Shay snorts in amusement. “All those lessons about keeping yourself apart from everyone, of always expecting an attack to come from another pack, and the thing that kills him is one of his own.”

What does an isolated seventeen-year-old boy who has lost all of his friends and now his father do?

Shay doesn’t leave me to ponder my question for long.

“I immediately challenged the shifter who’d killed my dad and won. And then I was alpha.”

Seventeen and an alpha of a pack of hundreds. I can’t begin to imagine what that must have felt like, especially for someone who had never wanted to be alpha at all.

“It wasn’t easy. In a way, Dad was right. The distance between me and everyone else made it easier to punish my old friends when they fell out of line. As the years went by, I felt myself grow colder and harder. And lonely. Most of all, I was lonely.”

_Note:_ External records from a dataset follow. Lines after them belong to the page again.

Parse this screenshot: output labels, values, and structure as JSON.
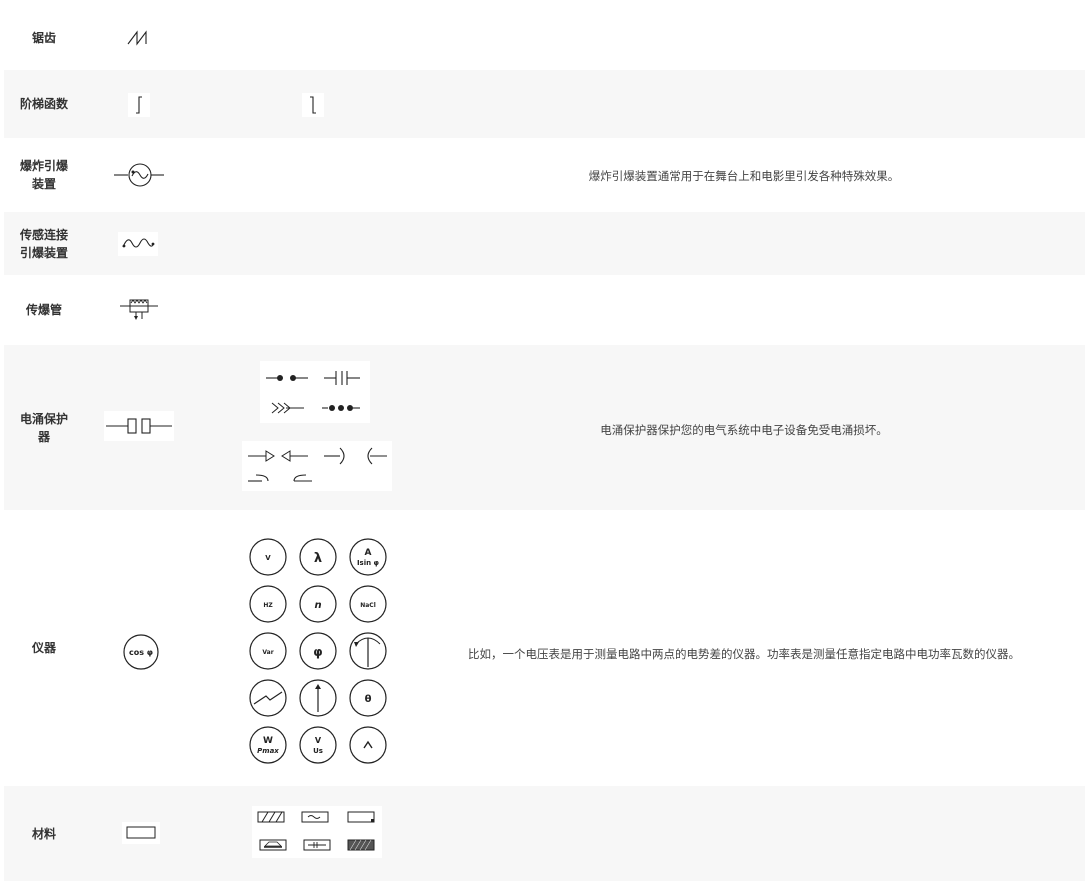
{
  "rows": [
    {
      "label": "锯齿",
      "icon": "sawtooth-icon"
    },
    {
      "label": "阶梯函数",
      "icon": "step-function-icon"
    },
    {
      "label": "爆炸引爆装置",
      "icon": "explosive-detonator-icon",
      "description": "爆炸引爆装置通常用于在舞台上和电影里引发各种特殊效果。"
    },
    {
      "label": "传感连接引爆装置",
      "icon": "sensor-detonator-icon"
    },
    {
      "label": "传爆管",
      "icon": "detonating-tube-icon"
    },
    {
      "label": "电涌保护器",
      "icon": "surge-protector-icon",
      "description": "电涌保护器保护您的电气系统中电子设备免受电涌损坏。"
    },
    {
      "label": "仪器",
      "icon": "instrument-icon",
      "description": "比如，一个电压表是用于测量电路中两点的电势差的仪器。功率表是测量任意指定电路中电功率瓦数的仪器。"
    },
    {
      "label": "材料",
      "icon": "material-icon"
    }
  ],
  "labels_split": {
    "explosive_1": "爆炸引爆",
    "explosive_2": "装置",
    "sensor_1": "传感连接",
    "sensor_2": "引爆装置",
    "surge_1": "电涌保护",
    "surge_2": "器"
  },
  "meter_labels": {
    "v": "V",
    "a": "A",
    "sin_phi": "Isin φ",
    "hz": "HZ",
    "n": "n",
    "nacl": "NaCl",
    "var": "Var",
    "phi": "φ",
    "theta": "θ",
    "w": "W",
    "p_max": "Pmax",
    "u_s": "Us",
    "lambda": "λ",
    "cos_phi": "cos φ"
  }
}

But you couldn’t have been alone since you were seventeen.

“Then I met someone.”

A woman.

I’m trying so hard to steady my breaths, to hide any small reaction that will betray how I feel about Shay being with anyone, that I gasp in surprise when he rolls until I’m on my back and he’s gazing into my face.

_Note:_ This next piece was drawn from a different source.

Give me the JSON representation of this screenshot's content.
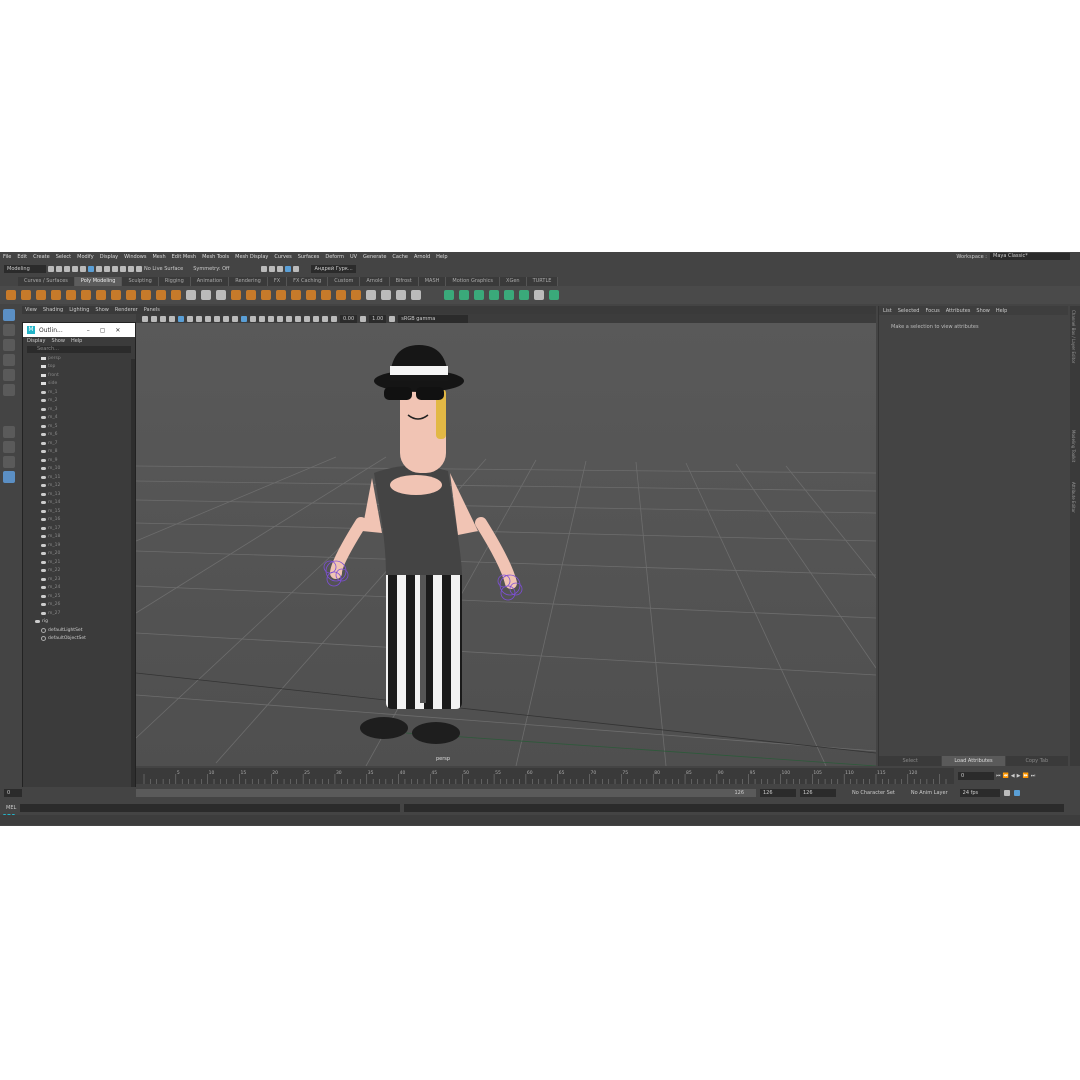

His eyes search mine, and moments later, a faint smile touches his lips. “I shouldn’t feel as pleased as I do that it bothers you.” The smile fades. “When I think of anyone touching you or kissing you, I want to rip them apart with my bare hands.”

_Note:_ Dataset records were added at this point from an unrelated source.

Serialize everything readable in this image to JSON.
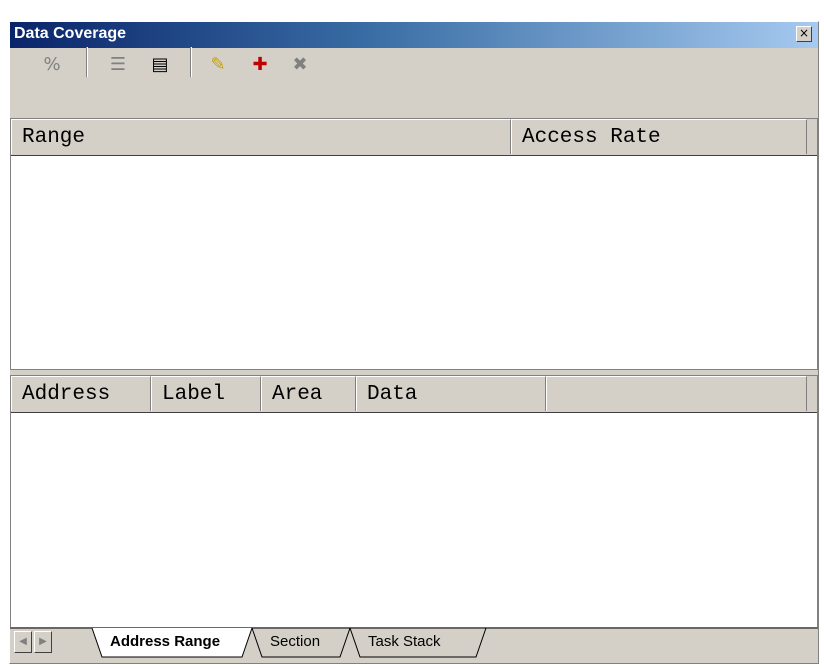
{
  "window": {
    "title": "Data Coverage",
    "close_glyph": "×"
  },
  "toolbar": {
    "items": [
      {
        "icon": "percent-icon",
        "glyph": "%"
      },
      {
        "icon": "select-icon",
        "glyph": "☰"
      },
      {
        "icon": "memory-icon",
        "glyph": "▤"
      },
      {
        "icon": "highlight-icon",
        "glyph": "✎"
      },
      {
        "icon": "add-range-icon",
        "glyph": "✚"
      },
      {
        "icon": "delete-range-icon",
        "glyph": "✖"
      }
    ]
  },
  "range_table": {
    "columns": [
      "Range",
      "Access Rate"
    ]
  },
  "address_table": {
    "columns": [
      "Address",
      "Label",
      "Area",
      "Data"
    ]
  },
  "tabs": [
    {
      "label": "Address Range",
      "active": true
    },
    {
      "label": "Section",
      "active": false
    },
    {
      "label": "Task Stack",
      "active": false
    }
  ]
}
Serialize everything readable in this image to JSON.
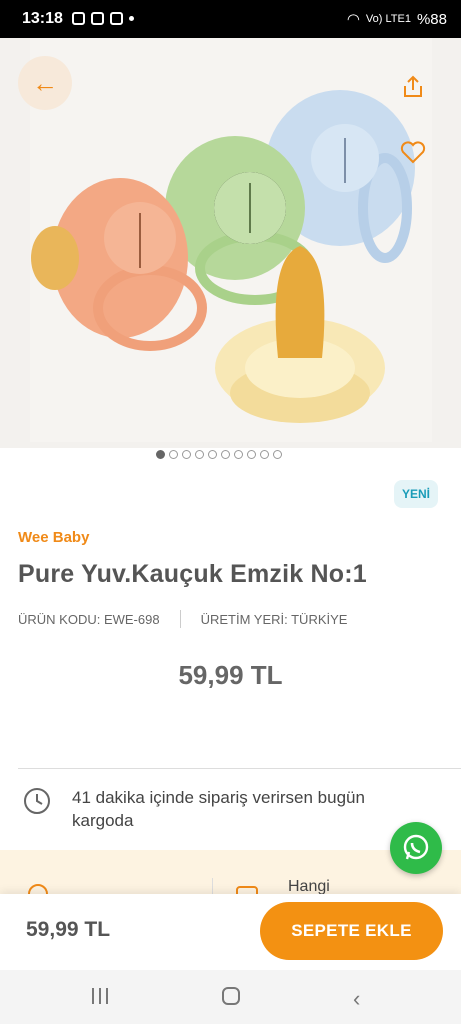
{
  "status_bar": {
    "time": "13:18",
    "battery": "%88",
    "network": "Vo) LTE1"
  },
  "product": {
    "badge": "YENİ",
    "brand": "Wee Baby",
    "title": "Pure Yuv.Kauçuk Emzik No:1",
    "code": "ÜRÜN KODU: EWE-698",
    "origin": "ÜRETİM YERİ: TÜRKİYE",
    "price": "59,99 TL"
  },
  "gallery": {
    "image_count": 10,
    "active_index": 0
  },
  "delivery": {
    "text": "41 dakika içinde sipariş verirsen bugün kargoda"
  },
  "info_strip": {
    "left_text": "...",
    "right_text": "Hangi"
  },
  "bottom_bar": {
    "price": "59,99 TL",
    "cart_label": "SEPETE EKLE"
  },
  "colors": {
    "accent": "#f39112",
    "brand": "#f08a18",
    "whatsapp": "#2fbb49",
    "badge_bg": "#e5f4f7"
  }
}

I press my hand over his heart so he knows I feel the same way.

He takes my hand and lifts it to his mouth. “No,” he murmurs against my skin, his breath tickling the sensitive skin on my palm. “I never want these soft hands to know any violence.”

Too late.

His gaze sharpens. “But I didn’t find you in time, did I?”

With the subject veering dangerously close to a past that will haunt me forever, I study his chest so he can’t read the truth in my eyes.

“She betrayed me,” Shay murmurs.

My eyes snap back to his face.

His expression is blank, but I hear the pain in his voice. “The woman who I thought I might have a future with. Her loyalty was to her family’s pack—and to the man she’d left behind when they sent her to tempt me.”

They didwhat?

Despite the pain in his eyes, one corner of his mouth turns up. “Yes, pup. You heard right.” After a moment, he continues. “Kira led me into an ambush. One I nearly didn’t escape.”

He takes my hand and presses my fingers against his left side, just under his armpit. “Feel that?”

My fingers explore the deep groove. Even with fast shifter healing, he would have needed stitches to hold the wound together while it healed. And it would have taken days instead of hours.

I nod.

“One man had a knife, which I hadn’t been expecting. Dad beat it into me that weapons were for humans, never for us.” He shakes his head. “He was wrong about that, too. But this land is valuable. All my life I grew up hearing just how many shifters coveted it.”

My mind struggles to comprehend how what Shay is telling me can be true. I grew up with the same stories, that we shifters fight with tooth and claw.

We don’t use weapons.

Ever.

“I fought as a wolf, like I always do. But I didn’t see the man creeping up behind me with a blade in his hand until it was almost too late. He…” Perhaps reading the mounting horror in my eyes, his voice trails off. “Well, he didn’t kill me.”